Ceza Genel Kurulunun 15.11.2011 gün ve 213-227 ile 09.03.2010 gün ve 237-51 sayılı kararlarında belirtildiği üzere; 04.06.1936 gün ve 12-14 sayılı İçtihadı Birleştirme kararında, zoralım kararlarının temyiz edilebilme sınırlarının saptanmasında Hukuk Usulü Muhakemeleri Kanununun esas alınması gerektiği açıkça vurgulanmıştır. Karar tarihinde yürürlükte bulunan Hukuk Usulü Muhakemesi Kanununun 427. maddesinde, 21.07.2004 tarihinde yayımlanarak yürürlüğe giren 5219 sayılı Kanunun 2-c maddesi ile yapılan değişiklikle “40 milyon” Lira olan kesinlik sınırı “1 milyar” Liraya çıkarılmış, Ek-4. maddesinde ise müteakip yıllar için kesinlik sınırının 213 sayılı Vergi Usul Yasasının mükerrer 298. maddesi hükümleri uyarınca her yıl tespit ve ilan edilen yeniden değerleme oranında artırılması suretiyle belirleneceği hüküm altına alınmıştır.
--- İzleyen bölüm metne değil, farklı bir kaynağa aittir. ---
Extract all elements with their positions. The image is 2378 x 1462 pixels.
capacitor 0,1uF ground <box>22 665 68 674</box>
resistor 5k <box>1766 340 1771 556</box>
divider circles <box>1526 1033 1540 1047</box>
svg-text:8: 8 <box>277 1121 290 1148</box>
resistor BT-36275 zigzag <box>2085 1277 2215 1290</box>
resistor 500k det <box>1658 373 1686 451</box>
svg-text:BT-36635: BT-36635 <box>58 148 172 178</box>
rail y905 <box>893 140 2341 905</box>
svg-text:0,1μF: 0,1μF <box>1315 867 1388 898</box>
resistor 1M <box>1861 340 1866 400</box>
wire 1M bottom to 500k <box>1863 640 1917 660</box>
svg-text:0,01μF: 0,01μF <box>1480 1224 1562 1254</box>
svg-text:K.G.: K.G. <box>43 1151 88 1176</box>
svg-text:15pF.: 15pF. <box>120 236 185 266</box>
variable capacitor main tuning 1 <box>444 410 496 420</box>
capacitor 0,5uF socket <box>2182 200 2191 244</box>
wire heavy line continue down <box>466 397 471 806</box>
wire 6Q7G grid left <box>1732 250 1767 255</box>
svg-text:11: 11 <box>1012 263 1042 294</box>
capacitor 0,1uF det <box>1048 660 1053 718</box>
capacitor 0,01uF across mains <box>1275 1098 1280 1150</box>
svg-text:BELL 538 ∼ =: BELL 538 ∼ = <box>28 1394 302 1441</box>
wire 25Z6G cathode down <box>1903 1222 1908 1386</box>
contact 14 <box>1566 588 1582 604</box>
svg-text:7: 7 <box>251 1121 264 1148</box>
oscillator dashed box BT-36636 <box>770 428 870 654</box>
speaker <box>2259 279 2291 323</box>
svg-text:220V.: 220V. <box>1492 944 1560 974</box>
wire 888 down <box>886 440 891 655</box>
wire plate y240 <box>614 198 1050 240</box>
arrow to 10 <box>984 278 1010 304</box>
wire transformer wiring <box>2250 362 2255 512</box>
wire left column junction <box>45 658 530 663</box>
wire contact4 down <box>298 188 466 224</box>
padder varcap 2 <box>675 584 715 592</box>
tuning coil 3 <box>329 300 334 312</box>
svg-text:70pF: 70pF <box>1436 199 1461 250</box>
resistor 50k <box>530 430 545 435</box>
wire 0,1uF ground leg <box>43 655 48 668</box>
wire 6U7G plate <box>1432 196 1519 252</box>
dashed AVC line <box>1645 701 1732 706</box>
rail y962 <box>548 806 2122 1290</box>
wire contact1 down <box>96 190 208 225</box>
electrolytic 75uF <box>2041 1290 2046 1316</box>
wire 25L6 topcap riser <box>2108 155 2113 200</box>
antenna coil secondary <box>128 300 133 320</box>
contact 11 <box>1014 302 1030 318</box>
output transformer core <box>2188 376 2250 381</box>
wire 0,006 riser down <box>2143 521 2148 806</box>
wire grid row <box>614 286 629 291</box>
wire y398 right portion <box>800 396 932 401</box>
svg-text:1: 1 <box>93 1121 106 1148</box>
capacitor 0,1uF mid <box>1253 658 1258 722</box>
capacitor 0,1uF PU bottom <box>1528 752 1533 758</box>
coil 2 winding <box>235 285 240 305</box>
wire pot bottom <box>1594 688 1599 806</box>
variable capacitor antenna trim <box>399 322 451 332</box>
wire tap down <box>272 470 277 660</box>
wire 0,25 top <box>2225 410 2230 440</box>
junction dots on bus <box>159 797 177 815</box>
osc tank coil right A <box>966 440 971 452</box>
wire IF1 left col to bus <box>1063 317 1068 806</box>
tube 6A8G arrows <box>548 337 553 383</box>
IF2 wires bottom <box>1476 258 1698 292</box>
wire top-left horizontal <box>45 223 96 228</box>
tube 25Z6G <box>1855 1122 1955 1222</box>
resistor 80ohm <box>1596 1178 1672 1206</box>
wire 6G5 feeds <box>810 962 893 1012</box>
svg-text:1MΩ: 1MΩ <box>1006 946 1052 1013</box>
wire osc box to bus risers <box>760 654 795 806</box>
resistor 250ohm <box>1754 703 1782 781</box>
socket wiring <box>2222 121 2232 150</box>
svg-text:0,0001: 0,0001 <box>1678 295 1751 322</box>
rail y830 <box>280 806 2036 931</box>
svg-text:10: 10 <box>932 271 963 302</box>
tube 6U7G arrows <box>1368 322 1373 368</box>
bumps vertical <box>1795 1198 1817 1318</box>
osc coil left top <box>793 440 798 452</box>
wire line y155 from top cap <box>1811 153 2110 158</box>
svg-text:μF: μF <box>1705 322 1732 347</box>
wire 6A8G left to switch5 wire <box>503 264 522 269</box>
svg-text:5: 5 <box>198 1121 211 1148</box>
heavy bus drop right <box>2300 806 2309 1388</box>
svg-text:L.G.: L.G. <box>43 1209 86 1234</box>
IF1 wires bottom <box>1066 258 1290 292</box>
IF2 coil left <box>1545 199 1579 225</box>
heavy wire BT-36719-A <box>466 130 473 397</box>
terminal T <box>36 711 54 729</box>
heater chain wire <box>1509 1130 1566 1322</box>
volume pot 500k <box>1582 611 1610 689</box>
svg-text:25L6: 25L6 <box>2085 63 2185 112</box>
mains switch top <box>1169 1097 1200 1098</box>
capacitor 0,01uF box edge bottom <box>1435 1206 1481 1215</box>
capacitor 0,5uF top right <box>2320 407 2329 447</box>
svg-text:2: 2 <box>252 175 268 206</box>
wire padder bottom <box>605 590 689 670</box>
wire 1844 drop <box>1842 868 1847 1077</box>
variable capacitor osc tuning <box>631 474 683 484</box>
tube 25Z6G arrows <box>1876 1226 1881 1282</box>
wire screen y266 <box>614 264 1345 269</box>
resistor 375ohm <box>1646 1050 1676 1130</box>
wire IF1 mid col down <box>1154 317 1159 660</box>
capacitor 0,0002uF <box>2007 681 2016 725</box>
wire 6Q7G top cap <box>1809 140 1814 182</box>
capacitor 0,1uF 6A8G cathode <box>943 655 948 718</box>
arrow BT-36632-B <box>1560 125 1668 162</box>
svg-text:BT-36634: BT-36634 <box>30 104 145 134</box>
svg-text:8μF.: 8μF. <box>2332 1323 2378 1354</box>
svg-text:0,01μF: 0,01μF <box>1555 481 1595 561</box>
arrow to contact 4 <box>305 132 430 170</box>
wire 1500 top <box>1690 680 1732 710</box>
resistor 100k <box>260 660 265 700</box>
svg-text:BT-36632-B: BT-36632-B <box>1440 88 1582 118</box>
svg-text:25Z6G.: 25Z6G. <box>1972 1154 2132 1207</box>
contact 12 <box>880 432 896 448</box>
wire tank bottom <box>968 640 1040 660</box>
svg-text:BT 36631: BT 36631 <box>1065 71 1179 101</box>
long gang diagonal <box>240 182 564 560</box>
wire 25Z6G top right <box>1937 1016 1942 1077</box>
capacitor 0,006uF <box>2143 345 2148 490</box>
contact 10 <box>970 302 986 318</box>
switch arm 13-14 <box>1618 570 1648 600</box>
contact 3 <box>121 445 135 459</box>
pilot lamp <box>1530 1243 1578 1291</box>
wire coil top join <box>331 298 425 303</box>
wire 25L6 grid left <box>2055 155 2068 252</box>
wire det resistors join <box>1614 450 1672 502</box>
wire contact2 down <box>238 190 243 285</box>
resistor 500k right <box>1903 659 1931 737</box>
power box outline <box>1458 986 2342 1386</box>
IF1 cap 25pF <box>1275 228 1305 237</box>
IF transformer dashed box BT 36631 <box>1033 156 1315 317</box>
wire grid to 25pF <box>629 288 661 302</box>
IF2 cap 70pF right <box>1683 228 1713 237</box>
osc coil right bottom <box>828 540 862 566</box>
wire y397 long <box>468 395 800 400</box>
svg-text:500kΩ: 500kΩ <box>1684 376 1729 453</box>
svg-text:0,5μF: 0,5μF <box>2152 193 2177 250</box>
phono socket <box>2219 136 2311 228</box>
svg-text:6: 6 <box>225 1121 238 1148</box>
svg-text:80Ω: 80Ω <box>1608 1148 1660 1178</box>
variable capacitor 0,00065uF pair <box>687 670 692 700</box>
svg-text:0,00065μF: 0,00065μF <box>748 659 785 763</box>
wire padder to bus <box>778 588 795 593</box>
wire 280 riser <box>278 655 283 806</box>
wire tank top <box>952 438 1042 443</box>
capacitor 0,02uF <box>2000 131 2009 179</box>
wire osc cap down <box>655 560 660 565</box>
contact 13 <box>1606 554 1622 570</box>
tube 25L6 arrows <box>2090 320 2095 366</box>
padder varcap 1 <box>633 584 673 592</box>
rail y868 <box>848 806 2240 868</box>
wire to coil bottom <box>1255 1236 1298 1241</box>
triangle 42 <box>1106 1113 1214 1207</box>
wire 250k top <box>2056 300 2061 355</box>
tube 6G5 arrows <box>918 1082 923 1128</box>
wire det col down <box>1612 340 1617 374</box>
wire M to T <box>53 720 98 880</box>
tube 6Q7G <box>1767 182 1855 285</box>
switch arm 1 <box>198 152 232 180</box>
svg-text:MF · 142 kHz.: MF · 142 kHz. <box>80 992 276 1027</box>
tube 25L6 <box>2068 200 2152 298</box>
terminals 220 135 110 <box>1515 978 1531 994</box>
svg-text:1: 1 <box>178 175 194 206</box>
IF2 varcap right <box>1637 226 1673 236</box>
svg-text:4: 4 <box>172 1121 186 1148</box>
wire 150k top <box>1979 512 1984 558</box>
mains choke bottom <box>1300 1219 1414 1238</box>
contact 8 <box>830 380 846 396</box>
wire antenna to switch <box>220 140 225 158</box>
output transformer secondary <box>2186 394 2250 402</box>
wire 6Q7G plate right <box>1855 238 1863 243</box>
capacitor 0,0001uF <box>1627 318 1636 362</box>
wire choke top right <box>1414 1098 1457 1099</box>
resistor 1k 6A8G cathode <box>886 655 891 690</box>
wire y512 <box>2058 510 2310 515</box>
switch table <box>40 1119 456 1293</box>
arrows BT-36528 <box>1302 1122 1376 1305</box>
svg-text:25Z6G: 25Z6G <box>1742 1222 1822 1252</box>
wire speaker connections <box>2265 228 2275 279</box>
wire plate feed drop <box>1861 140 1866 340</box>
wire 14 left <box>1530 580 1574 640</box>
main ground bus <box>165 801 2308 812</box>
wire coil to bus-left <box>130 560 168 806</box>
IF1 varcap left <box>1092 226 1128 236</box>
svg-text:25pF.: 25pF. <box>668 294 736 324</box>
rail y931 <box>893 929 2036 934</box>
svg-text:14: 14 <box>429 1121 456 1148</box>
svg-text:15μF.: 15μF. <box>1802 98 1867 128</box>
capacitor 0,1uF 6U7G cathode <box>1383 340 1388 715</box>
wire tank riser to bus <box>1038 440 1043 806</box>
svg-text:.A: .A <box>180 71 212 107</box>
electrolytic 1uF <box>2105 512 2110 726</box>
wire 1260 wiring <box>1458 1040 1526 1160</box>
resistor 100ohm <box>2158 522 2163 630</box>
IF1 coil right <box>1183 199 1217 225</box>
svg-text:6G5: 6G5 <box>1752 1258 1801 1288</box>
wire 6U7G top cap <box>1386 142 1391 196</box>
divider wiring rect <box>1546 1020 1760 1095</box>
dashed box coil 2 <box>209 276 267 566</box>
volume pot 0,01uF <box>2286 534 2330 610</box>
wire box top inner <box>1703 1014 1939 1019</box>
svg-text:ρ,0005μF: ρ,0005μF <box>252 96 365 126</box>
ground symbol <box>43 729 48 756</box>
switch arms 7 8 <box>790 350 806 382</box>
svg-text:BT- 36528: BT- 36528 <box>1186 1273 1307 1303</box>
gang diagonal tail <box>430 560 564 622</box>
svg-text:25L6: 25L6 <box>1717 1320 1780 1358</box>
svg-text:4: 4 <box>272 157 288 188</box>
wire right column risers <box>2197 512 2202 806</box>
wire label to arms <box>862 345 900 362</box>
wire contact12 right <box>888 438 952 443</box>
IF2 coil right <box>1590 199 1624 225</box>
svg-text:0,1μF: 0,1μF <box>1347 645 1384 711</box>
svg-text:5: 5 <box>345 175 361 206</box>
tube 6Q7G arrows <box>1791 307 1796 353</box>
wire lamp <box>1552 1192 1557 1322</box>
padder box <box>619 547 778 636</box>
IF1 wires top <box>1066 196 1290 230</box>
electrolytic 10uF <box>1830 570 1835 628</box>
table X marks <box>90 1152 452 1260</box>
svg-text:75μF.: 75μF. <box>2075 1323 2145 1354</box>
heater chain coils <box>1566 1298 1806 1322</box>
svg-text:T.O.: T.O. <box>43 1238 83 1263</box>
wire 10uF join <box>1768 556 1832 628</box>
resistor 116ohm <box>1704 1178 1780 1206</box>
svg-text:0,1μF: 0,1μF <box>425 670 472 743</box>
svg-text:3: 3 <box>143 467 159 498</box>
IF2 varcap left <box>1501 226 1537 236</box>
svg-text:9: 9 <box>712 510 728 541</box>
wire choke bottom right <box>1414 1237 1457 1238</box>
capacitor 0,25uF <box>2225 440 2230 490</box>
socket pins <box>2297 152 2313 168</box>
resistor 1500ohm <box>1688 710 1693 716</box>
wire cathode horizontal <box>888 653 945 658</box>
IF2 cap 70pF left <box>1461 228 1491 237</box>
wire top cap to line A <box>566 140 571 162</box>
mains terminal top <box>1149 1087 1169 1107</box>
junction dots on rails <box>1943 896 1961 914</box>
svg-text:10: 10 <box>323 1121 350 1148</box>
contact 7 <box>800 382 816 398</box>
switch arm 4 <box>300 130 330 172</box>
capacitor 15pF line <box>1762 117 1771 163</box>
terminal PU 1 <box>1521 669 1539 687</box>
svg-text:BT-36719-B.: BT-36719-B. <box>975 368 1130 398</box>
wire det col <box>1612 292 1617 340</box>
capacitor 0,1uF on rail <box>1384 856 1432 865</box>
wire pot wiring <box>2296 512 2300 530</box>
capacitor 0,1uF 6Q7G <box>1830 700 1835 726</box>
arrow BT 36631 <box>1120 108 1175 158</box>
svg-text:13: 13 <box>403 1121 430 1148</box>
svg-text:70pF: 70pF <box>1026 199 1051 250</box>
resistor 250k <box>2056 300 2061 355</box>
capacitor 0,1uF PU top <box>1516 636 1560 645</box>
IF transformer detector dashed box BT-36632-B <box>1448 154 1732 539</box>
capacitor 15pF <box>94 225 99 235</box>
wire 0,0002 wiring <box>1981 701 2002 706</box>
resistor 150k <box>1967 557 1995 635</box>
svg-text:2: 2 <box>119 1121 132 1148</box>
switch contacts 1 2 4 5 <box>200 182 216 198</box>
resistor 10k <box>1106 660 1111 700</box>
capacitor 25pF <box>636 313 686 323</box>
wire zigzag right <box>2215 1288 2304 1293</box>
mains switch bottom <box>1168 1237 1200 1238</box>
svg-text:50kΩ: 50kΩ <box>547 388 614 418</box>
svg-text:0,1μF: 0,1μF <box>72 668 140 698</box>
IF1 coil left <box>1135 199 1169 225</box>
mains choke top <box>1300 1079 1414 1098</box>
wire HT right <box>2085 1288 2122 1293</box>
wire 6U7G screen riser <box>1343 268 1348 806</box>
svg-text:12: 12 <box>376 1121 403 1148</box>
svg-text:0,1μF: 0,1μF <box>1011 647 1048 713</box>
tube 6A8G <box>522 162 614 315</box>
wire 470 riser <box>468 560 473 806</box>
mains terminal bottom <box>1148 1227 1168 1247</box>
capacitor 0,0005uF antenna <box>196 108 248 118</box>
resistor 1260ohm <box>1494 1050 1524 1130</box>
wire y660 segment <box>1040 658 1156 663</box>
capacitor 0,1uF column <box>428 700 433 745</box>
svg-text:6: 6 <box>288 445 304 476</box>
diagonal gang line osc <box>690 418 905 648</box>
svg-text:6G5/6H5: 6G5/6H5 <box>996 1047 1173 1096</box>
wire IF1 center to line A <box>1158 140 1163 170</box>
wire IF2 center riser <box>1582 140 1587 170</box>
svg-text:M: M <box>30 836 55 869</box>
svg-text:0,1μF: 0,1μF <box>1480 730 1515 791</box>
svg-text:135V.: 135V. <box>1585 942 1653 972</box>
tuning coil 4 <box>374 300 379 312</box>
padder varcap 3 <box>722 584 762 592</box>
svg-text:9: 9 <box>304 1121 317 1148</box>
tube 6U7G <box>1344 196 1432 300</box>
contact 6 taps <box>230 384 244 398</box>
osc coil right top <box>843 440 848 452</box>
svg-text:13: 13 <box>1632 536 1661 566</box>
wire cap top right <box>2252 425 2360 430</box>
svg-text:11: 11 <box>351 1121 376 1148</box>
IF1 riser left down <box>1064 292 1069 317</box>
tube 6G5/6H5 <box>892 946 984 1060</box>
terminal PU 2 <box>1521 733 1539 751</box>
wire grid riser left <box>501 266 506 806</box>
Karar tarihinin 19.01.2010 olduğu somut olayda temyiz edilebilirlik sınırı 1.430 Liradır.
26.09.2004 gün ve 5236 sayılı Kanunun 16. maddesiyle değişik HUMK’nun 428. maddesindeki kesinlik sınırı ise ancak Bölge Adliye Mahkemelerinin göreve başlamasından sonra uygulanabileceğinden, karar tarihi itibarı ile somut olayda uygulama yeri bulunmamaktadır.
Bu bilgiler ışığında uyuşmazlık konusu değerlendirildiğinde;
Yerel Mahkeme tarafından ruhsat sahibine iadesine karar verilen ve olay tarihinde yaklaşık 10 yıllık olan av tüfeğinin bilinen değerinin, karar tarihinde yürürlükte bulunan Hukuk Usulü Muhakemeleri Kanununun 427. maddesindeki kesinlik sınırı olan 1.430 Liranın altında kaldığı anlaşıldığından, Cumhuriyet savcısının yalnızca av tüfeğinin müsaderesi gerektiğine ilişkin temyiz talebinin Özel Dairece, iadesine karar verilen eşyanın bilinen değerinden dolayı kararın kesin olduğu gerekçesiyle reddine karar verilmesinde bir isabetsizlik bulunmamaktadır.
Bu itibarla, Yargıtay Cumhuriyet Başsavcılığı itirazının reddine karar verilmelidir.
SONUÇ :
Açıklanan nedenlerle,
1- Yargıtay Cumhuriyet Başsavcılığı itirazının REDDİNE,
2- Dosyanın mahalline gönderilmek üzere Yargıtay Cumhuriyet Başsavcılığına TEVDİİNE, 22.11.2016 günü yapılan müzakerede oybirliği ile karar verildi.